The report from the Worker Rights Consortium probed a modest fraction — or 31 exporting garment factories (roughly 10 percent) — of the factory closures in the industry, finding $39.8 million in severance pay owed to as many as 37,637 workers. Albeit already significant, WRC believes the overall sum to be much higher given the millions of garment workers terminated globally since the outset of the pandemic.
The outstanding severance works out to roughly $1,000 owed to each worker, on average, or about five months’ wages for the typical garment worker. Workers have cited trouble affording food and basic needs. The factories investigated in the report supply brands such as H&M, Gap, Inditex, Next and Nike, among others.
For most of the 1,000 workers dismissed from the Hulu Garment factory in Cambodia, which shuttered last April, relief is distant with $3.6 million in severance still owed, according to the report. The factory supplies for brands like Amazon, which did not respond to requests for comment at press time.
“In this pandemic, unemployed workers desperately need a safety net,” Scott Nova, executive director of the WRC, said in a statement accompanying the report. “Garment workers’ safety net is their legally mandated severance. When brands stand by while suppliers steal that money, the consequences for workers and their families are devastating.”
Severance is a legal right for workers in most garment-producing countries and follows along international best practices from the U.N. and the International Labour Organization.
The WRC, along with other labor rights organizations, like the Los Angeles-based Garment Worker Center, has exposed dozens of large-scale wage theft cases over the last 15 years. Now, more than 220 trade union and labor rights organizations, under the campaign aptly titled #PayYourWorkers, are rallying for immediate relief for garment workers in the form of a binding Severance Guarantee Fund.
Some of the buyers identified in the WRC report — including H&M, Inditex, Adidas, Under Armour, Bestseller, C&A and Next — endorsed the ILO’s call to action last April to support apparel manufacturers, but its impact one year later remains unknown.
Some brands have already accounted for the trickle-up in responsibility. As of January 2020, Gap, Hanes, and American Eagle paid out $1.3 million in severance to 500 workers at a former supplier factory in Guatemala.
“The long-term problem of repeated severance theft in the garment industry has reached a brutal crescendo during Covid-19,” said Liana Foxvog, crisis response director at the WRC and primary author of the report. “The Severance Guarantee Fund is the only way to hold employers and brands accountable and ensure that fired garment workers are no longer robbed of the severance they have legally earned.”

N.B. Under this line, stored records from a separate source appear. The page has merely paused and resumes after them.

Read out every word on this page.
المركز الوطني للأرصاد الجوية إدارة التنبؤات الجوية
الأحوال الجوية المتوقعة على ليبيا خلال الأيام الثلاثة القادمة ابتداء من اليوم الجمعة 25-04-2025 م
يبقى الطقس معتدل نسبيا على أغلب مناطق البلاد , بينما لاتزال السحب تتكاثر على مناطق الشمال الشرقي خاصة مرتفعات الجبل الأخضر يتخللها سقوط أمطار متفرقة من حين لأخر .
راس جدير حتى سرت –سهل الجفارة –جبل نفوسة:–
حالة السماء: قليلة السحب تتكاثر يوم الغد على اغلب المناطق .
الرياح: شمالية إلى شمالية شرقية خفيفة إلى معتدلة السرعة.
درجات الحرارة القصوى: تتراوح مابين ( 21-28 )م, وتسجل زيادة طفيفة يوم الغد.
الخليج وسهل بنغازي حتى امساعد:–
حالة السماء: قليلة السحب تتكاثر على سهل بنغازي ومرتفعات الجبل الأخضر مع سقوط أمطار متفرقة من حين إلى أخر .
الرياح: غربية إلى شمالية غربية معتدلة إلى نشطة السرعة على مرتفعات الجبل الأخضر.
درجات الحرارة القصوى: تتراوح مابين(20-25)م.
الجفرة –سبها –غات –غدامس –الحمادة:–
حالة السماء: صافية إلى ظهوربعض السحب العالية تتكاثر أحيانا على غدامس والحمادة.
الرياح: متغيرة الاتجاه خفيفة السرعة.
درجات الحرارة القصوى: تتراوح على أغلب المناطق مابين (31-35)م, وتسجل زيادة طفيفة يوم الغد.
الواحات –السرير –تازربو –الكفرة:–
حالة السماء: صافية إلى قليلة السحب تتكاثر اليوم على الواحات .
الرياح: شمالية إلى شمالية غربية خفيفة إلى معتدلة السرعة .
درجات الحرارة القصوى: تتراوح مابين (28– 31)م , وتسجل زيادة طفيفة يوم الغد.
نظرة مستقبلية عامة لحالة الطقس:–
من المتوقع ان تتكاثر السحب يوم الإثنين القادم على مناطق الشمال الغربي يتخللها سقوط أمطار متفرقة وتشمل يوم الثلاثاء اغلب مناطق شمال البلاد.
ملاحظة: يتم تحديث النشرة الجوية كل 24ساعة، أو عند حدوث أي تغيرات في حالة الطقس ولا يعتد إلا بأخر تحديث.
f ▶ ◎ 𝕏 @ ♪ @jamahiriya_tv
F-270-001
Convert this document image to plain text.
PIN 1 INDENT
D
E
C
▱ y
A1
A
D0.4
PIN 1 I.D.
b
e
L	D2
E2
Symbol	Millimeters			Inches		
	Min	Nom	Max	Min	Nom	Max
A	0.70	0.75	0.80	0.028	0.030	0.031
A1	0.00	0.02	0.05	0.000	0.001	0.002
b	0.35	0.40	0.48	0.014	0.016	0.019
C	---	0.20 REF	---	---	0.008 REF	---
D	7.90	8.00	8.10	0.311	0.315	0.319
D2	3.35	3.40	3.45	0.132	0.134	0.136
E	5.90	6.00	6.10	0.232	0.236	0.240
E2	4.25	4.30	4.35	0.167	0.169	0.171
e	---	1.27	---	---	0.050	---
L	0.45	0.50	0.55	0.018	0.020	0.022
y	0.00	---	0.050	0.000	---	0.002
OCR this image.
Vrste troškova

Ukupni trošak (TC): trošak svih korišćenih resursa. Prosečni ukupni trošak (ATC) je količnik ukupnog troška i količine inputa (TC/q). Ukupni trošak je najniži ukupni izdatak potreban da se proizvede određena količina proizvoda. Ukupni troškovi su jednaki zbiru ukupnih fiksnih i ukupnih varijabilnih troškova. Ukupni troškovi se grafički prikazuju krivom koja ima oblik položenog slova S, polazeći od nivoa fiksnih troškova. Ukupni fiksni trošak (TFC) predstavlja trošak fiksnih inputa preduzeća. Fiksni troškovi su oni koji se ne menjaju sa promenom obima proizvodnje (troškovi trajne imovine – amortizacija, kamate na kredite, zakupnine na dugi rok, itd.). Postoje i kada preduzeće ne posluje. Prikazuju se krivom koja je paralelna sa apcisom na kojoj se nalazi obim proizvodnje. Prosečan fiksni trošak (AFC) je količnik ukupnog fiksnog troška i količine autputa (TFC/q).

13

While immediate severance relief is the first priority for the WRC, reform of fashion purchasing practices is the long-term aim.

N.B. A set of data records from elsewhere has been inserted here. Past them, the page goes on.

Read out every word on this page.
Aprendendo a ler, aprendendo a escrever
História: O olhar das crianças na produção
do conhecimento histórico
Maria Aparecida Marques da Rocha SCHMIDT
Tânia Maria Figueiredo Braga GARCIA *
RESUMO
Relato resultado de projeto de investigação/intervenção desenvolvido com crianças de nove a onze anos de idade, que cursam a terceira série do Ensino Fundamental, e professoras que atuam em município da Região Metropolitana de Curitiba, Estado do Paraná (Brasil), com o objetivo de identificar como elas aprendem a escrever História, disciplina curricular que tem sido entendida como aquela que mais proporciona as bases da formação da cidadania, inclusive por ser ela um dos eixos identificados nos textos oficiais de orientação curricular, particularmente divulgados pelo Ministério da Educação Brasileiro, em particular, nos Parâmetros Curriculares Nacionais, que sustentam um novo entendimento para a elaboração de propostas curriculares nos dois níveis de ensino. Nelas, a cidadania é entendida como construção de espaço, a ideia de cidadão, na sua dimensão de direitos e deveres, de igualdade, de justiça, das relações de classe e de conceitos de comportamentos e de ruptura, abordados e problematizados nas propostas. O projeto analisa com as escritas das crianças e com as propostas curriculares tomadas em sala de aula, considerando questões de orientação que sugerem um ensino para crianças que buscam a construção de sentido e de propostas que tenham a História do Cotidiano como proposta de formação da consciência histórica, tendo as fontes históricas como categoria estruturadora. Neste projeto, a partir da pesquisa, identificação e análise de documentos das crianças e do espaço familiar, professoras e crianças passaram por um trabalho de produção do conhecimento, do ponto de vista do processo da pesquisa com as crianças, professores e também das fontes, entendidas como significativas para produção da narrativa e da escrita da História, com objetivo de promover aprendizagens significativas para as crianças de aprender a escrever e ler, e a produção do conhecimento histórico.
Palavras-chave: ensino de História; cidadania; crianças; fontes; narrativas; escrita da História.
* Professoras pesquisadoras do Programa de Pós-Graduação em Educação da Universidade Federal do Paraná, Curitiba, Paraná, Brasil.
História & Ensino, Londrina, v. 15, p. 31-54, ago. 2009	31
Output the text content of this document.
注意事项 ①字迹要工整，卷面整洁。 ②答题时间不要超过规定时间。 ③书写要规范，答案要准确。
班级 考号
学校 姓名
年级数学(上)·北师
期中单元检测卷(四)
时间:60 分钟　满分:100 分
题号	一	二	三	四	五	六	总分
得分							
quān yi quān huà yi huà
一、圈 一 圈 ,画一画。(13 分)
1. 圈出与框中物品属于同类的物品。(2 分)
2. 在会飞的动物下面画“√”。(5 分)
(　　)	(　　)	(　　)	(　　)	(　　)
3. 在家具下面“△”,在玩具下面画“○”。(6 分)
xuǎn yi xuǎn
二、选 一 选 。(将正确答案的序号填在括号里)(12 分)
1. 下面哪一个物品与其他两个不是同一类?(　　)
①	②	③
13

Any company publicly chasing sustainability goals has published some sort of supplier codes of conduct. Supplier codes of conduct do just that — hinge off of provisions dictating what the supplier must and must not do; the brand wields control.
“What we’ve seen and what we know from people who work in supply chains — and also is exceptionally evident from [COVID-19] — is that the buyer’s behavior is often the thing that contributes to the most severe human rights abuses,” said Olivia Windham Stewart, a business and human rights specialist (formerly with C&A Foundation).
Stewart along with Sarah Dadush, a law professor at Rutgers Law, recently drafted revised model contract clauses (version 2.0), alongside many stakeholders, in a project for the American Bar Association’s business law sector prioritizing a shared responsibility model where “both the buyer and the supplier are contractually responsible for the human rights performances of the contract,” according to Dadush.
Abbreviated as MCCs 2.0, they are the first model contract clauses that seek to integrate the principles contained in the United Nations Guiding Principles on Business and Human Rights and the OECD Due Diligence Guidance into international supply contracts.
The working group for the project formed this year and like the WRC, seeks reform of purchasing practices that leave garment workers vulnerable.
Whether in severance wages denied or in forming new model contract clauses, Dadush said: “You can’t just skip the buyer piece of the problem.”